Concept

Dedifferentiation

Dedifferentiation (pronounced dē-ˌdi-fə-ˌren-chē-ˈā-shən) is a transient process by which cells become less specialized and return to an earlier cell state within the same lineage. This suggests an increase in cell potency, meaning that, following dedifferentiation, a cell may possess the ability to re-differentiate into more cell types than it did prior to dedifferentiation. This is in contrast to differentiation, where differences in gene expression, morphology, or physiology arise in a cell, making its function increasingly specialized. The loss of specialization observed in dedifferentiation can be noted through changes in gene expression, physiology, function witin the organism, proliferative activity, or morphology.
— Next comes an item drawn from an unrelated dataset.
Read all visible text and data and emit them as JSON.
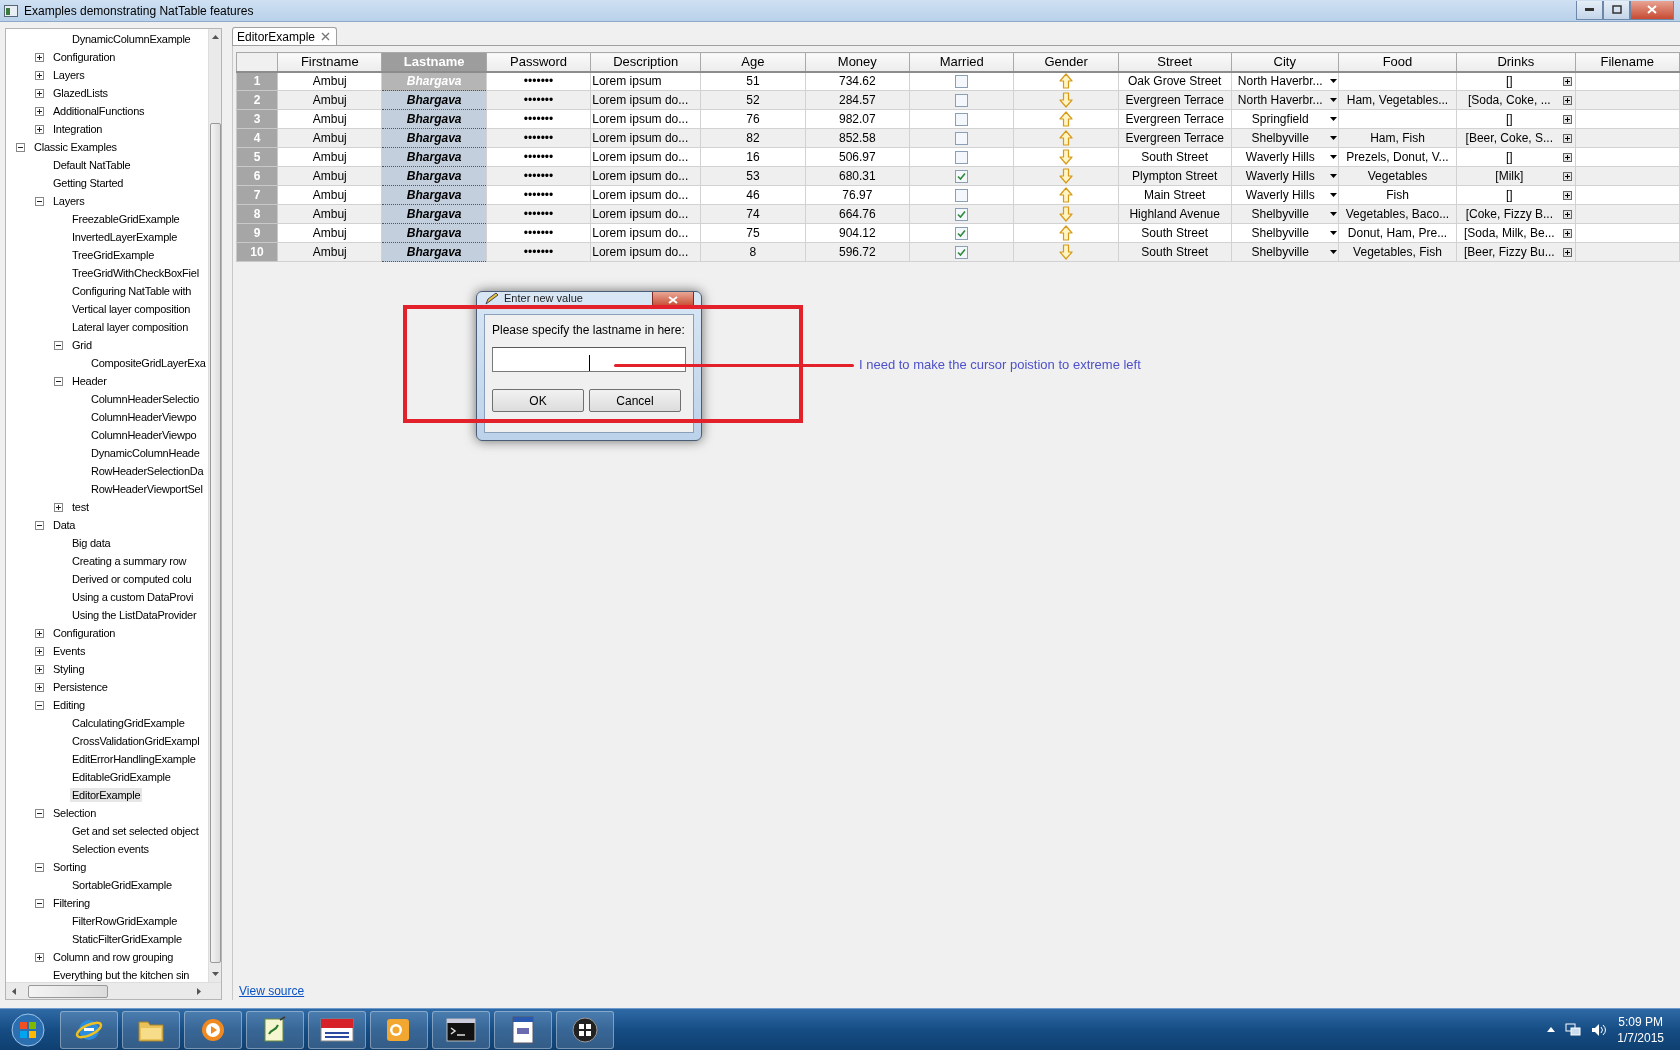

While it can be induced in a laboratory setting through processes like direct reprogramming and the production of induced pluripotent stem cells, endogenous dedifferentiation processes also exist as a component of wound healing mechanisms. References to dedifferentiation can be found as far back as 1915, where Charles Manning Child described dedifferentiation as a “return or approach to the embryonic or undifferentiated condition”. While Manning's research was in reference to plants, it helped establish the foundation for our modern day understanding of dedifferentiation and cell plasticity. Just as plant cells respond to injury by undergoing callus formation via dedifferentiation, some animal models dedifferentiate their cells to form blastema, which are analogous to plant calluses, after limb amputation. In the 1940s C. H. Waddington created the “Epigenetic Landscape”, a diagrammatic representation of cell fate from less differentiated to more differentiated cell types. Here, the concept of a marble moving downhill through various paths is used to represent cell decision-making and cell potency, thus visualizing how cells can take different paths of differentiation to reach a final state. Dedifferentiation would be represented by the marble moving uphill through the pathways it has already taken, until it settles somewhere above the most downhill location.